Sotheby’s announced late last week that it too had an entry into the burgeoning market for works of art created by machine learning. During its London Contemporary art day sale on March 6, Sotheby’s will offer a work by Mario Klingemann who is one of the leading artists working with algorithms and machine learning to create imagery. His Memories of Passersby I (£30-40k) endlessly generates new “portraits” based upon its understanding of previous portraiture. Here’s how Sotheby’s describes the work:
Titled Memories of Passersby I, Mario Klingemann’s groundbreaking installation comprises a wooden console table which hosts an AI computer ‘brain’, and two framed screens upon which the machine’s output – disquieting portraits of imagined masculine and feminine faces – blur hypnotically into focus. Differing from the finalised human-curated products of AI which have previously been exhibited or sold at auction, this is the first complete AI model, and only the second ‘AI artwork’, ever to appear on the market.

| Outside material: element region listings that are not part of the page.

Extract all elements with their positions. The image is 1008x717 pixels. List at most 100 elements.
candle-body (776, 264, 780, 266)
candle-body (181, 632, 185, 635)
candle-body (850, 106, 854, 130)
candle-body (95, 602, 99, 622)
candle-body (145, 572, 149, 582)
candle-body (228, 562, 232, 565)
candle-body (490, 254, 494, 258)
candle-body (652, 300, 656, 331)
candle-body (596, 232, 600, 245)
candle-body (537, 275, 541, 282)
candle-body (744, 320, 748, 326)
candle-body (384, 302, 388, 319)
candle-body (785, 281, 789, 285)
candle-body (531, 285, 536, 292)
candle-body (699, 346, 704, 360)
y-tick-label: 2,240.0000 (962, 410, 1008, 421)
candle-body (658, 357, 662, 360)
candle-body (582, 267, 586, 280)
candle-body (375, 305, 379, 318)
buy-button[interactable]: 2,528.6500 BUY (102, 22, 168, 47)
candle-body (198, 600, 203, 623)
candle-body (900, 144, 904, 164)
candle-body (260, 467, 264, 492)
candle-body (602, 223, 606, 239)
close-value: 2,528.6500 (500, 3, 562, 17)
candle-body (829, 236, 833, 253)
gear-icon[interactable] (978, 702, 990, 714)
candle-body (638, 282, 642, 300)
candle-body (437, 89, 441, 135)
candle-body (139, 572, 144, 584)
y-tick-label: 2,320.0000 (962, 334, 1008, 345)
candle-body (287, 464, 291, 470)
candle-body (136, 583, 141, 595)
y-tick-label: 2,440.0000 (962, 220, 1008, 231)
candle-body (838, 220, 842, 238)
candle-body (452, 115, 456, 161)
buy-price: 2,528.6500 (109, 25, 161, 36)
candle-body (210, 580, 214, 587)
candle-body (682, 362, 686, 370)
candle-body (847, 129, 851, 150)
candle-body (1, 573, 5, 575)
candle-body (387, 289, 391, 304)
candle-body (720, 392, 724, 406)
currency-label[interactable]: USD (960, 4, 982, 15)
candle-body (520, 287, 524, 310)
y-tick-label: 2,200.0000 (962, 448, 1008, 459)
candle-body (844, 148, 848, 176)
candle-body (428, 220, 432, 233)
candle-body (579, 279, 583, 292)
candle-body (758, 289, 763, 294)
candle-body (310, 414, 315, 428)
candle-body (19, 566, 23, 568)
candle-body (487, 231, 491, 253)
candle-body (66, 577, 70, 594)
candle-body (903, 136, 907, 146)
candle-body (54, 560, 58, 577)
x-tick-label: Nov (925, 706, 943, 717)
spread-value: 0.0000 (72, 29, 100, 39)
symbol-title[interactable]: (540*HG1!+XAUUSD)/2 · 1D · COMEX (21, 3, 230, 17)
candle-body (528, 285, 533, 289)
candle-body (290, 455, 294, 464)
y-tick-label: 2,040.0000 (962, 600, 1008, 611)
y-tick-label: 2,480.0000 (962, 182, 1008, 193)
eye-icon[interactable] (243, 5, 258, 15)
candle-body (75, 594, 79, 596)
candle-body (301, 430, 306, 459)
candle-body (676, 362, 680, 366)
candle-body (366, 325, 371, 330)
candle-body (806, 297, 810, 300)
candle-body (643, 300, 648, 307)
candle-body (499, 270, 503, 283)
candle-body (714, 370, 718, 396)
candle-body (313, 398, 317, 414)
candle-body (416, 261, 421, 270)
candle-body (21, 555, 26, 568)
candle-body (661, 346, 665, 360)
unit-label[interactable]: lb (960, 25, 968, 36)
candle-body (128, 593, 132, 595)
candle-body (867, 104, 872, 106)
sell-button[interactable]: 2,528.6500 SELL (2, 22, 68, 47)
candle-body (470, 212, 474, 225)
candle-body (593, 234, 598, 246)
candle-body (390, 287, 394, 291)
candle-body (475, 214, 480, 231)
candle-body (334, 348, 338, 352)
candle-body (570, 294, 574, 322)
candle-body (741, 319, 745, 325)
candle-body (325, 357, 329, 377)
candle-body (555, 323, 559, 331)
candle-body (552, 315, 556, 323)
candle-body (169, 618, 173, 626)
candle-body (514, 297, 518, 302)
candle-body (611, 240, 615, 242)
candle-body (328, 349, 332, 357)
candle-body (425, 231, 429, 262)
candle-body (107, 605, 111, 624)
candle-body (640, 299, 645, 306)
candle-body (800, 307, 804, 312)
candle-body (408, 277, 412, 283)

A remarkable technological feat, the interminable flow of images presented does not follow a predefined choreography, but is instead the result of the AI interpreting its own unique output in real-time; the machine contains all the algorithms that enable it to generate a new and never-repeating combination of portraits for as long as it is running.
Having previously drawn comparisons to Francis Bacon, the conjured faces have been influenced by portraits from the seventeenth to nineteenth centuries, as well as Klingemann’s own penchant for Surrealist works by figures including Max Ernst. Describing the work, the artist explains:
“Memories of Passersby I houses a very powerful machine which creates paintings while you look at them, which I think is quite magical. Neural networks are involved, and you could say that they are the brushes that I’ve learned to use. The machine is in a cycle where it continuously creates new faces that start changing and fading away – it observes itself and creates a feedback loop. Of course, it’s hard for me let it out into the world without me by its side, but I trust that it’s ready to keep creating new portraits forever, as I always hoped it would do. I hope that when people sit and watch these fleeting faces pass by, they will get the same feeling I do”.
Marina Ruiz Colomer, Contemporary Art Specialist and Head of Sotheby’s Contemporary Art Day Auction, says:
“In seeking to subvert more traditional processes of creation, Klingemann’s work presents a truly amazing opportunity to watch an AI brain think in real time, as the machine creates brand new portraits pixel by pixel. To offer a cutting edge piece of technology such as this, which has the power to generate haunting portraits reminiscent of past Masters, is truly unprecedented. It is the nature of Contemporary Art to push boundaries – boundaries which have been, and will continue to be, redefined for centuries. AI art is the latest innovation winning its place in art history books, and Klingemann’s work stands on the precipice of an exciting new era in our field.”